Not only is it amazing to think about how many students the Parkway District feeds each day, but with such a large foodservice production also comes an incredible amount of food waste. Parkway repurposes their food waste by composting. Composting is an environmental friendly and sustainable way of recycling food back into nutrients that can fertilize the soil to grow new crops and plant life. After lunch, food that cannot be reused from the elementary and middle schools gets returned to the high school and all the food waste gets dumped into the yellow composting bins that gets taken to Blue Sky’s Recycling where the food waste is used within the community to grow new foods. Forecasting each days’ needs becomes essential in trying to minimize food waste and food cost. In attempts to control food waste, before composting is considered, the production manager assesses the returned food to evaluate whether or not the food can be repurposed into another meal. If the quality of the food would be compromised or the food does not meet: appearance, taste or temperature standards, food is then recycled into compost. Besides food waste, Parkway has moved to using compostable trays rather than the traditional Styrofoam ones. Signage all throughout the cafeterias at the schools aims to educate the students about which bin their trash can be thrown into to help Parkway in its sustainability efforts. The schools offer landfill options along with recycling and composting options.

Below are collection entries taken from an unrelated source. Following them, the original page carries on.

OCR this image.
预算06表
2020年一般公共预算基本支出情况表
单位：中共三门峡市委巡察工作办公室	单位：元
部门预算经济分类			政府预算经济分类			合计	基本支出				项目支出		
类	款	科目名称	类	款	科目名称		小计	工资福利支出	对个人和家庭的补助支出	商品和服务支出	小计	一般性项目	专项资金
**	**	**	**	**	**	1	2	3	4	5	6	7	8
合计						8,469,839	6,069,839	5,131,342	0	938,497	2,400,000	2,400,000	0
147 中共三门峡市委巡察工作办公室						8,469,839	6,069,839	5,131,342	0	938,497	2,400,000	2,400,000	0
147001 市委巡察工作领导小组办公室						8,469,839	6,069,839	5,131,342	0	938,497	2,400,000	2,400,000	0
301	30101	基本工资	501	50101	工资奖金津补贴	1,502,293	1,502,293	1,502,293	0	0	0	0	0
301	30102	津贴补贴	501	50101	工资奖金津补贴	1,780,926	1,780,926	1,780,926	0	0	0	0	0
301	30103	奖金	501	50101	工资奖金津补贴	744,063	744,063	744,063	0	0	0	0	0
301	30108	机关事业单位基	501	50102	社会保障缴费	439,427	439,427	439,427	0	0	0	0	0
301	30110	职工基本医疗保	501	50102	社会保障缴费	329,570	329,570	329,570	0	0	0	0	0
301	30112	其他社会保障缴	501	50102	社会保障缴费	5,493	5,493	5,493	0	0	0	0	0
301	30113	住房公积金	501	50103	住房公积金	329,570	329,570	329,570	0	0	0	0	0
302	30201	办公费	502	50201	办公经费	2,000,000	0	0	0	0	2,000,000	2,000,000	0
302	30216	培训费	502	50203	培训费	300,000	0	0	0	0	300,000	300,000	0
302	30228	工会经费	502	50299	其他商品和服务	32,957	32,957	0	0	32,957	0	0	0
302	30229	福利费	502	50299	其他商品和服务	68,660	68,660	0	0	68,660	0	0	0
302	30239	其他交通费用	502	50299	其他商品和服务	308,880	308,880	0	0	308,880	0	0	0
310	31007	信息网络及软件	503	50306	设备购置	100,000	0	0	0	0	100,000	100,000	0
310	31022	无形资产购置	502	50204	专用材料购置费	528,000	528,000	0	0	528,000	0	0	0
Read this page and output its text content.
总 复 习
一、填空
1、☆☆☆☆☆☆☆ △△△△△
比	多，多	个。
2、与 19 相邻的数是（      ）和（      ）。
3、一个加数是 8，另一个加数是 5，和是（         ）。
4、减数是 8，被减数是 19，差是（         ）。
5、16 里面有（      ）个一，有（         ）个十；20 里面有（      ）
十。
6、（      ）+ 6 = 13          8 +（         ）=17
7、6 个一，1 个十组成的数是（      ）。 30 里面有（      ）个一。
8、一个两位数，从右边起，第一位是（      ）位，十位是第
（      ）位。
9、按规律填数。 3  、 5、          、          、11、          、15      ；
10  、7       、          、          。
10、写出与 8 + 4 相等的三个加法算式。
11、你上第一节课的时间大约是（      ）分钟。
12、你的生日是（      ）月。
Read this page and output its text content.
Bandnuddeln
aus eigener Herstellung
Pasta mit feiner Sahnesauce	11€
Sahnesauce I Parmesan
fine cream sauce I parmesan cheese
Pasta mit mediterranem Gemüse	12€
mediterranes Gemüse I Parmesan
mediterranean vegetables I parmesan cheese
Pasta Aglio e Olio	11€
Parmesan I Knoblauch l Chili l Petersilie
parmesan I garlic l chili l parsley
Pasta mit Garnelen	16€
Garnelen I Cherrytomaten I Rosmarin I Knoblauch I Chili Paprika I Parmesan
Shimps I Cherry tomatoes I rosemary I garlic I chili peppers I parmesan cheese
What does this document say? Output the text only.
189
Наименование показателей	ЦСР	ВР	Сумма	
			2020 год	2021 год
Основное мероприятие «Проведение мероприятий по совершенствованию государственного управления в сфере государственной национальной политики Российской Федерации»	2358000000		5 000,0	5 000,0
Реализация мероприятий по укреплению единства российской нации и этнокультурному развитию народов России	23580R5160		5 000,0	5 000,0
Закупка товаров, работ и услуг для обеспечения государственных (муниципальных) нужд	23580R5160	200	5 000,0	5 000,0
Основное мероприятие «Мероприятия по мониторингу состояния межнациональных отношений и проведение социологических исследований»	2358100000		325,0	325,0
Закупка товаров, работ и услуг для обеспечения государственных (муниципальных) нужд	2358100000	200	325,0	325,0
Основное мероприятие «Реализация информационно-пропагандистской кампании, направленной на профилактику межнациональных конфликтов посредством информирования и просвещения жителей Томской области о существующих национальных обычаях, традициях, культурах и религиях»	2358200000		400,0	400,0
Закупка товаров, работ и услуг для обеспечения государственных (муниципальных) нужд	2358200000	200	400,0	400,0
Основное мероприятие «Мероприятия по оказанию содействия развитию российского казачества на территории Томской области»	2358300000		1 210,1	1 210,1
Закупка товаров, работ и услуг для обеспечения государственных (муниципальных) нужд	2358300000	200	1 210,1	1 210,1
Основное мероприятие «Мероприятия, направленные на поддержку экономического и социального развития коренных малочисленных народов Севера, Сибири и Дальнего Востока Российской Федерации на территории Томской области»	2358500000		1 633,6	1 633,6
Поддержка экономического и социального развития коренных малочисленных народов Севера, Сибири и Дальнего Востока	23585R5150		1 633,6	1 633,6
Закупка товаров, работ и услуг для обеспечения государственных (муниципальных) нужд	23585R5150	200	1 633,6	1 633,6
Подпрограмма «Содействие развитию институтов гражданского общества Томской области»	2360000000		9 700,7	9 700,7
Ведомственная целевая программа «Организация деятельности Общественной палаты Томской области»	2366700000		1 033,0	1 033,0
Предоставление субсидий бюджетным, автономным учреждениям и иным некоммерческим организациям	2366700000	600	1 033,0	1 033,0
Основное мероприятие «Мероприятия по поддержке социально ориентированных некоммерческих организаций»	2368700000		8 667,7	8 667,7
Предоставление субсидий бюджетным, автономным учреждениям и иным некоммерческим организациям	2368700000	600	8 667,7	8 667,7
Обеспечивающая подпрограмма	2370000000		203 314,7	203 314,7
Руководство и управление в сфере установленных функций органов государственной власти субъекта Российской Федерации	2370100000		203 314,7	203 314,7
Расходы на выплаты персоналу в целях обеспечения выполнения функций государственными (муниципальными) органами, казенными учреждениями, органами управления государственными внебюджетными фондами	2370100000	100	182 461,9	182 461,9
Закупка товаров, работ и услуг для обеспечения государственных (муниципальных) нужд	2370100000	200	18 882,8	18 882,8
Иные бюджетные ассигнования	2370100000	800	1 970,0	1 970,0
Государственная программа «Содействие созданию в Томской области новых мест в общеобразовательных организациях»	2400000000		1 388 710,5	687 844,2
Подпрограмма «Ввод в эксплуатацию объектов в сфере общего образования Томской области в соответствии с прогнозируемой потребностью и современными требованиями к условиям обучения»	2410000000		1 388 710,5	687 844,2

Eye Opener…Foodservice is More Than Numbers

For anyone exploring a passion in Dietetics, let me tell you, Foodservice is more than numbers and foodservice math. When I was applying for internships, I was open minded, but pretty sure foodservice was not for me. I enjoyed wearing my white lab coat and being perceived by the general public as a physician. I loved talking to patients and feeling important with all the medical terminology. I thought working in foodservice would be a bunch of number crunching to calculate edible portions, cost per serving, figuring budgets and percent variance, but it was NOT. Foodservice is a lot of marketing and advertising to get students excited about the food being served. It is a lot of meetings with vendors, bidders, production staff, foodservice directors from other school districts, parents and students. It is a lot of communicating through meetings, emails, handouts, phone calls and interactions with students and administration. It is a lot of planning ahead to make sure menus make sense both logically and nutritionally and that floor plans for new kitchen areas and serving spaces flow properly. It is a lot of papers from inventory sheets, to production sheets to budget reports and financial reports from each facility. It is a LOT of work, but it is also a lot of FUN, especially, if you are someone who has a passion for education, people, the future, nutrition and food.

Last Thoughts 

I could go on and on about my experience at Parkway. I could brag about all the wonderful people I have met or all that I have learned about managing and working in the Food and Nutrition Services Department. This opportunity to work in the district that helped me to be where I am today, was humbling and nothing short of a sweet blessing. During my time here at Parkway, I have learned that Foodservice in schools is where preventative medicine occurs. Health is fostered by the school environment through teachers, nurses, foodservice staff, parents, administration, students, local organizations offering grants, local sustainability companies and ultimately everyone who recognizes the importance and power of food and nutrition. The cafeteria is the heart of the school because it brings students together, it nurtures students in more ways than one. Food is more than the nutrients it provides. As a girl with an endless passion for Education and Nutrition, I have learned that this is where it all begins and to a certain extent, this is where it all began for me five years ago.